В конце октября Нельсон вернулся в Неаполь. Эмма Гамильтон встретила его собственноручно написанной восторженной одой:
Но Нельсону было не до возвышенных стихов. Его сильно донимали приступы лихорадки и мучительный кашель. Преодолевая болезнь, контр-адмирал все же прибыл к королю Фердинанду и бросил к его ногам французский флаг с острова Гоццо.
— Я поздравляю ваше величество с приобретением шестнадцати тысяч подданных! — гордо объявил Нельсон, чем несказанно польстил недалекому королю.
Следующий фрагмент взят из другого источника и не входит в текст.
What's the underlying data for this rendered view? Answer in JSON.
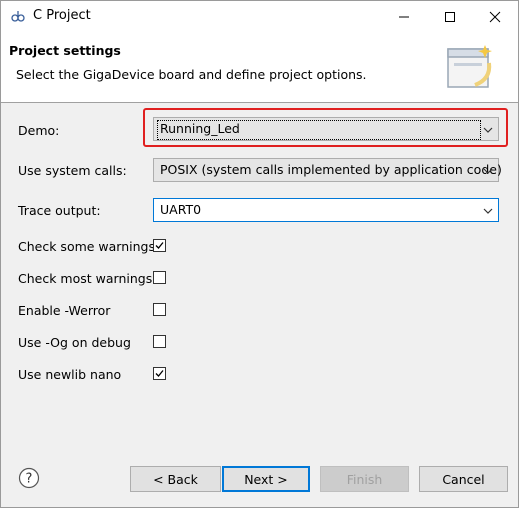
{
  "window": {
    "title": "C Project"
  },
  "header": {
    "title": "Project settings",
    "subtitle": "Select the GigaDevice board and define project options."
  },
  "form": {
    "demo": {
      "label": "Demo:",
      "value": "Running_Led"
    },
    "syscalls": {
      "label": "Use system calls:",
      "value": "POSIX (system calls implemented by application code)"
    },
    "trace": {
      "label": "Trace output:",
      "value": "UART0"
    },
    "checkboxes": [
      {
        "label": "Check some warnings",
        "checked": true
      },
      {
        "label": "Check most warnings",
        "checked": false
      },
      {
        "label": "Enable -Werror",
        "checked": false
      },
      {
        "label": "Use -Og on debug",
        "checked": false
      },
      {
        "label": "Use newlib nano",
        "checked": true
      }
    ]
  },
  "buttons": {
    "back": "< Back",
    "next": "Next >",
    "finish": "Finish",
    "cancel": "Cancel"
  },
  "colors": {
    "highlight": "#e02020",
    "focus": "#0078d7"
  }
}
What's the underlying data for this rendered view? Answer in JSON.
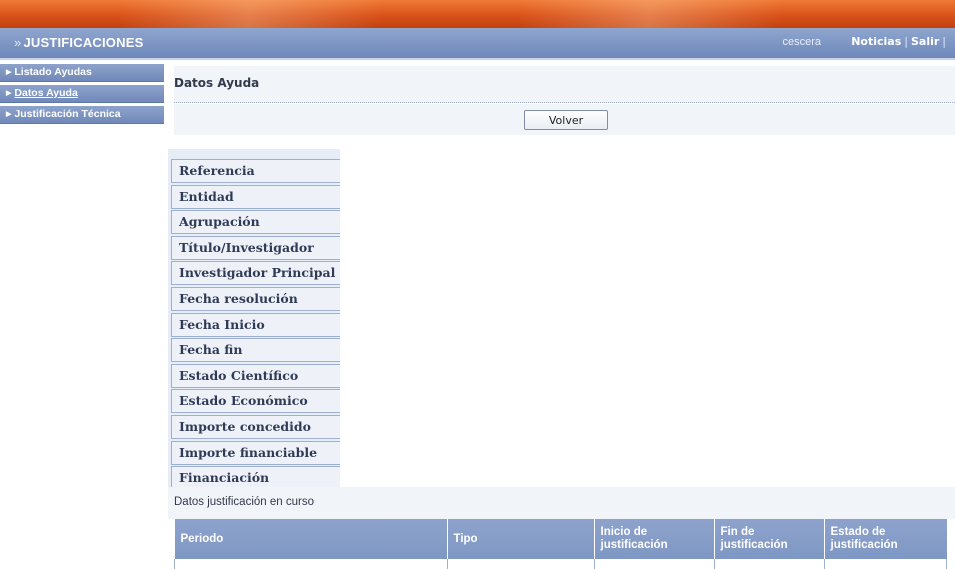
{
  "header": {
    "app_title": "JUSTIFICACIONES",
    "chevron": "»",
    "user": "cescera",
    "links": {
      "news": "Noticias",
      "logout": "Salir"
    }
  },
  "sidebar": {
    "items": [
      {
        "label": "Listado Ayudas",
        "active": false
      },
      {
        "label": "Datos Ayuda",
        "active": true
      },
      {
        "label": "Justificación Técnica",
        "active": false
      }
    ]
  },
  "main": {
    "section_title": "Datos Ayuda",
    "back_button": "Volver",
    "fields": [
      "Referencia",
      "Entidad",
      "Agrupación",
      "Título/Investigador",
      "Investigador Principal",
      "Fecha resolución",
      "Fecha Inicio",
      "Fecha fin",
      "Estado Científico",
      "Estado Económico",
      "Importe concedido",
      "Importe financiable",
      "Financiación"
    ],
    "justification": {
      "title": "Datos justificación en curso",
      "columns": [
        "Periodo",
        "Tipo",
        "Inicio de justificación",
        "Fin de justificación",
        "Estado de justificación"
      ]
    }
  },
  "colors": {
    "banner_orange": "#d9521a",
    "header_blue": "#7189b9",
    "panel_light": "#f1f4f9"
  }
}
Почему Нельсону понадобилось столь беззастенчиво врать о покорении Мальты, остается только догадываться. Ведь ни для кого не было особым секретом, что французский гарнизон Мальты по-прежнему уверенно держит оборону и все население острова находится под властью французской Директории. Скорее всего, Нельсон просто не удержался от желания предстать победителем перед леди Гамильтон и неаполитанским двором. Что касается короля обеих Сицилий Фердинанда IV, то ему никогда так и не придется властвовать над Мальтой.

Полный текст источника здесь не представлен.